Review: Coffin Hill #1
As of late I’ve been finding it extremely difficult to review a comic negatively. Sure, I can criticize aspects of a comic that didn’t come across very well or were executed poorly, yet overall those same comics are extremely solid in their craft. The same goes for the debut comic by writer Caitlin Kittredge, Coffin Hill. Caitlin Kittredge, a novelist by trade, has never dabbled in comics before to the extent of my knowledge. It makes sense for someone whose work is typically dark and almost occultist to debut their first comic at Vertigo, a comic’s publisher and imprint of DC known for putting out all manner of the weird and the wacky.
Coffin Hill is a pleasantly quiet debut.
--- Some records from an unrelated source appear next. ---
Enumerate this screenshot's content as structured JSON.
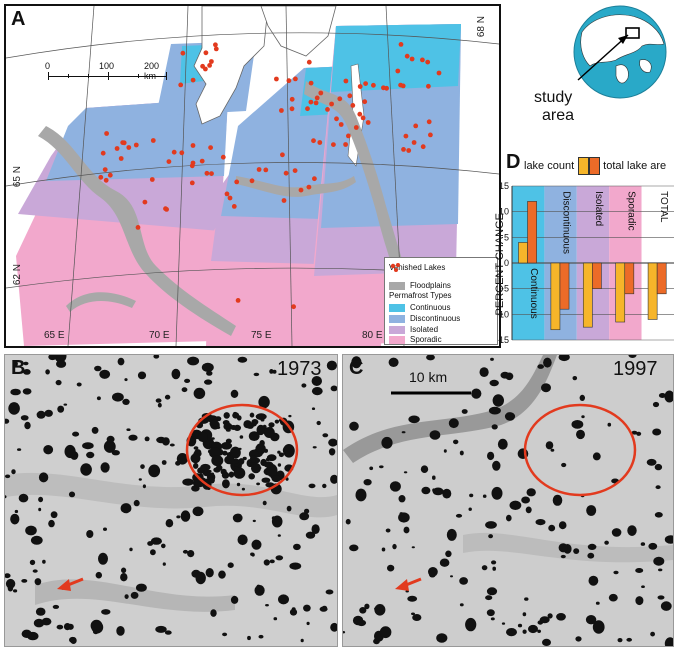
{
  "panel_a": {
    "letter": "A",
    "lat_labels": [
      "68 N",
      "65 N",
      "62 N"
    ],
    "lon_labels": [
      "65 E",
      "70 E",
      "75 E",
      "80 E"
    ],
    "scale": {
      "tick_labels": [
        "0",
        "100",
        "200 km"
      ]
    },
    "legend": {
      "vanished": "Vanished Lakes",
      "floodplains": "Floodplains",
      "permafrost_title": "Permafrost Types",
      "items": [
        {
          "label": "Continuous",
          "color": "#4ec2e6"
        },
        {
          "label": "Discontinuous",
          "color": "#8fb2e0"
        },
        {
          "label": "Isolated",
          "color": "#c9a8d8"
        },
        {
          "label": "Sporadic",
          "color": "#f2a8cc"
        }
      ],
      "floodplain_color": "#a8a8a8",
      "lake_color": "#e23a1e"
    }
  },
  "globe": {
    "label_line1": "study",
    "label_line2": "area",
    "ocean_color": "#29a9c8"
  },
  "panel_b": {
    "letter": "B",
    "year": "1973"
  },
  "panel_c": {
    "letter": "C",
    "year": "1997",
    "scale_label": "10 km"
  },
  "chart_data": {
    "type": "bar",
    "panel_letter": "D",
    "ylabel": "PERCENT CHANGE",
    "ylim": [
      -15,
      15
    ],
    "yticks": [
      15,
      10,
      5,
      0,
      -5,
      -10,
      -15
    ],
    "categories": [
      "Continuous",
      "Discontinuous",
      "Isolated",
      "Sporadic",
      "TOTAL"
    ],
    "category_colors": [
      "#4ec2e6",
      "#8fb2e0",
      "#c9a8d8",
      "#f2a8cc",
      "#ffffff"
    ],
    "series": [
      {
        "name": "lake count",
        "color": "#f6b52a",
        "values": [
          4,
          -13,
          -12.5,
          -11.5,
          -11
        ]
      },
      {
        "name": "total lake are",
        "color": "#ec6b28",
        "values": [
          12,
          -9,
          -5,
          -6,
          -6
        ]
      }
    ]
  }
}
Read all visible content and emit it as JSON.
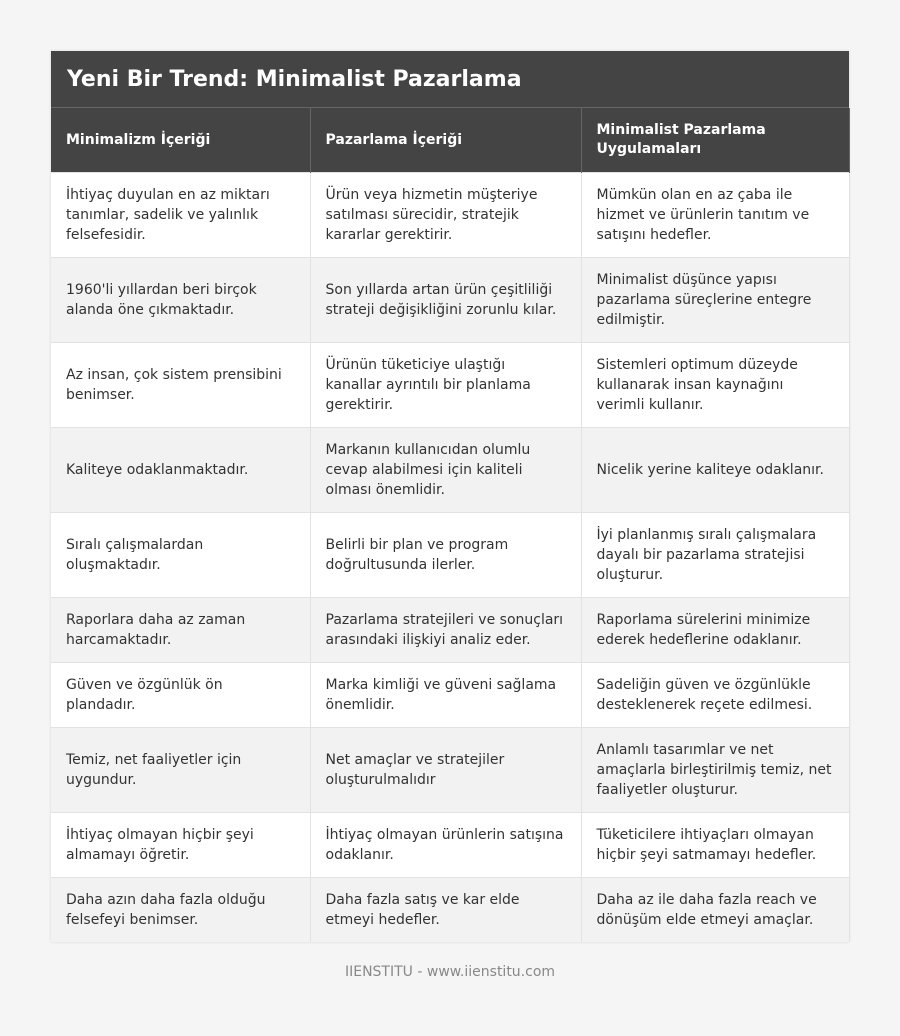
{
  "header": {
    "title": "Yeni Bir Trend: Minimalist Pazarlama"
  },
  "table": {
    "columns": [
      "Minimalizm İçeriği",
      "Pazarlama İçeriği",
      "Minimalist Pazarlama Uygulamaları"
    ],
    "rows": [
      [
        "İhtiyaç duyulan en az miktarı tanımlar, sadelik ve yalınlık felsefesidir.",
        "Ürün veya hizmetin müşteriye satılması sürecidir, stratejik kararlar gerektirir.",
        "Mümkün olan en az çaba ile hizmet ve ürünlerin tanıtım ve satışını hedefler."
      ],
      [
        "1960'li yıllardan beri birçok alanda öne çıkmaktadır.",
        "Son yıllarda artan ürün çeşitliliği strateji değişikliğini zorunlu kılar.",
        "Minimalist düşünce yapısı pazarlama süreçlerine entegre edilmiştir."
      ],
      [
        "Az insan, çok sistem prensibini benimser.",
        "Ürünün tüketiciye ulaştığı kanallar ayrıntılı bir planlama gerektirir.",
        "Sistemleri optimum düzeyde kullanarak insan kaynağını verimli kullanır."
      ],
      [
        "Kaliteye odaklanmaktadır.",
        "Markanın kullanıcıdan olumlu cevap alabilmesi için kaliteli olması önemlidir.",
        "Nicelik yerine kaliteye odaklanır."
      ],
      [
        "Sıralı çalışmalardan oluşmaktadır.",
        "Belirli bir plan ve program doğrultusunda ilerler.",
        "İyi planlanmış sıralı çalışmalara dayalı bir pazarlama stratejisi oluşturur."
      ],
      [
        "Raporlara daha az zaman harcamaktadır.",
        "Pazarlama stratejileri ve sonuçları arasındaki ilişkiyi analiz eder.",
        "Raporlama sürelerini minimize ederek hedeflerine odaklanır."
      ],
      [
        "Güven ve özgünlük ön plandadır.",
        "Marka kimliği ve güveni sağlama önemlidir.",
        "Sadeliğin güven ve özgünlükle desteklenerek reçete edilmesi."
      ],
      [
        "Temiz, net faaliyetler için uygundur.",
        "Net amaçlar ve stratejiler oluşturulmalıdır",
        "Anlamlı tasarımlar ve net amaçlarla birleştirilmiş temiz, net faaliyetler oluşturur."
      ],
      [
        "İhtiyaç olmayan hiçbir şeyi almamayı öğretir.",
        "İhtiyaç olmayan ürünlerin satışına odaklanır.",
        "Tüketicilere ihtiyaçları olmayan hiçbir şeyi satmamayı hedefler."
      ],
      [
        "Daha azın daha fazla olduğu felsefeyi benimser.",
        "Daha fazla satış ve kar elde etmeyi hedefler.",
        "Daha az ile daha fazla reach ve dönüşüm elde etmeyi amaçlar."
      ]
    ]
  },
  "footer": "IIENSTITU - www.iienstitu.com"
}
Kittredge, who as mentioned before has worked only in the field of literature, has quite a keen understanding of how to write for comics. She gives the protagonist a verve and wit in both action and internal monologue. She weaves shady, mysterious pasts into the Coffin family by making mention of the history behind the family and developing them as snobby aristocrats with shifty secrets. The protagonist, Eve Coffin, is heroic in the loosest sense of the word. She starts a rebellious teenager born into the Coffin family who dabbles in witchcraft, sex, and drugs and gets a makeover of blood near the end of the issue. In the present day she is (was) a police officer, and has returned to her old home of Coffin Hill.
What I am loving about this is all of the questions that it raises and that it presents no obvious direction for the book to go in. I was left a little confused on the first read-through but I had a clearer understanding by the third. Coffin Hill is one of those few debuts where you can’t immediately predict what will happen in the next five issues. It’s difficult, it’s dark, and there’s a learning curve and a certain patience required for reading this. Kittredge has certainly piqued my interest.
The art by Inaki Miranda comes across like a cross between Rafael Albuquerque’s thick, muscular grit and Frazier Irving’s proto-psychedelic, semi-3D stylization. The contrast between the horror-movie like landscapes and the vibrant, bouncy characters is almost punk rock in its execution. There’s a visual aesthetic here that seems like it’s trying to differentiate itself from the number of other horror comics out there by including a striking palette to match the drab grays and blacks.
If I had to name a flaw, it’s that it feels like this is written more like a novel than as a comic. Earlier I praised it for raising questions and not giving us the full details on the story and whatnot, but this also hinders its ability to draw readers in for the long-term. It feels like it’s structured as a lengthy epic rather than a 24-page story. There’s too much content and plot being built up here that there is little resolution to speak of. Being a bit of a seasoned comic reader, I can tell you that as far as first issues go, this one leaves a little too much unanswered to keep the momentum going. It asks questions but it never answers any.
Other than that, Coffin Hill is a remarkably solid debut, and part of the new line-up of comics currently revitalizing Vertigo. I look forward to what Kittredge and Miranda are going to do in future issues.